7. Eki, 2015

MAHKUM

PSİKOTERAPİK HİKAYELER 56

MAHKUM

O gün suçlunun idam edilmesi gerekiyordu. Kral kendisinin doğum gününe rastladığı için suçluyu cezalandırmak istemiyordu. Bir yılda bağışladığı mahkum sayısı da yasaların koyduğu sınıra gelmişti. Bu yüzden mahkumu bağışlayamıyordu. Danışmanlarından birisi bir fikir ortaya attı.: “İki kağıt hazırlayalım. Birisine ölüm, diğerine hayat yazalım. Mahkum hangisini seçerse kaderi o olsun.”

Bu fikir kralın hoşuna gitti. Kağıtları hazırlamak için görevlendirilen vezir, çok katı kalpliydi ve suçluların bağışlanmasından nefret ederdi. Her iki kağıda da “ölüm” kelimesini yazdı. Mahkum vezirin yaptıklarını fark etti. Önce çok şaşırdı fakat sonra ne düşündüyse hiç itiraz etmedi. Ölüm yazılı kağıtlar masanın üzerine bırakıldı. Vezir pis pis gülüyordu. Mahkum sessizliğini korudu. Kağıtlardan birisini aldı. Kağıdı açmadan “Seçtiğime razıyım.” diyerek kağıdı yuttu.

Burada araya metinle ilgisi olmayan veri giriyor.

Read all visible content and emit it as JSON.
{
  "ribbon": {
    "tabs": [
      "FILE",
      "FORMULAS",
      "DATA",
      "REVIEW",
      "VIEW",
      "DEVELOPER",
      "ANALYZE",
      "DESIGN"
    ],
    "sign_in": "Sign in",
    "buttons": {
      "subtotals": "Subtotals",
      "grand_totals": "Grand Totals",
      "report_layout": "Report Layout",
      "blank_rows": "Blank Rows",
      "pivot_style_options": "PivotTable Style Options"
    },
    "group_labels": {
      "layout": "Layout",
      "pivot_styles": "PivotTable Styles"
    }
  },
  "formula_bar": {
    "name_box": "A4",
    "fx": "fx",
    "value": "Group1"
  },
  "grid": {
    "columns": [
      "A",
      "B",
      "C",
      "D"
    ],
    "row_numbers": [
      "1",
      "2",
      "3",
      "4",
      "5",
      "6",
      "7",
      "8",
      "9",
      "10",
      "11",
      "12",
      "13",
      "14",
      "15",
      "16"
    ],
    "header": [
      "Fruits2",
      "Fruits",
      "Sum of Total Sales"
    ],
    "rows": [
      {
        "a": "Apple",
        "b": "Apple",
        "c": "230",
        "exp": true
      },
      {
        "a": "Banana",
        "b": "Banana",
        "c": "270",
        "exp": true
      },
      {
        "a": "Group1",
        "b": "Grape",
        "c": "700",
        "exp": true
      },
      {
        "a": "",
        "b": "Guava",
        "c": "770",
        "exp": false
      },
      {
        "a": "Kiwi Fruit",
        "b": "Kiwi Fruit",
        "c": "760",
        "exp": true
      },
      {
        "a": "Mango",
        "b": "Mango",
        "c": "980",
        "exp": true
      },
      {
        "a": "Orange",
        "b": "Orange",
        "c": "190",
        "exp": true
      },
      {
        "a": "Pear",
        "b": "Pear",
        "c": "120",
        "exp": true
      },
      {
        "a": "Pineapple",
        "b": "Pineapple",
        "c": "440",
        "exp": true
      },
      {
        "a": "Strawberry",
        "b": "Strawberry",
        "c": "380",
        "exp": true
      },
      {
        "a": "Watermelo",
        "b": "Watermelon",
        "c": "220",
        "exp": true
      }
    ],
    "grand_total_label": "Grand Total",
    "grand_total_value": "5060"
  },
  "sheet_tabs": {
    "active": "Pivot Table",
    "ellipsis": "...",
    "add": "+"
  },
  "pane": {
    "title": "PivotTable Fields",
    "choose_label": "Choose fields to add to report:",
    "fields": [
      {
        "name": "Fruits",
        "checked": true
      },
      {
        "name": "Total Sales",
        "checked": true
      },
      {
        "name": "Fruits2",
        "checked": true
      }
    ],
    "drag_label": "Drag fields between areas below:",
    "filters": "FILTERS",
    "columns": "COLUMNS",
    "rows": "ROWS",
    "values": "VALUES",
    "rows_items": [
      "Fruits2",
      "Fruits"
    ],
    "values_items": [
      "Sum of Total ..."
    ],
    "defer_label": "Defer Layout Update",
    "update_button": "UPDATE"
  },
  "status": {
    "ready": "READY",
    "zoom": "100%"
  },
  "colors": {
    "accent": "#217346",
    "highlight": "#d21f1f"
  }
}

Kral: “Sen ne yaptın? Nasıl çıkaracaksın şimdi onu?” diye sorunca da : “Efendim, diğer kağıdı açarız. Orada ne yazılıyorsa demek ki onun zıddı olanı da ben yutmuşum demektir.” Diye cevap verdi. Kral: “Haklısın.” Dedi ve masadaki kağıdı açtılar.

Mahkum özgür bir şeklide evinin yolunu tutarken vezirin yüzü simsiyah kesildi.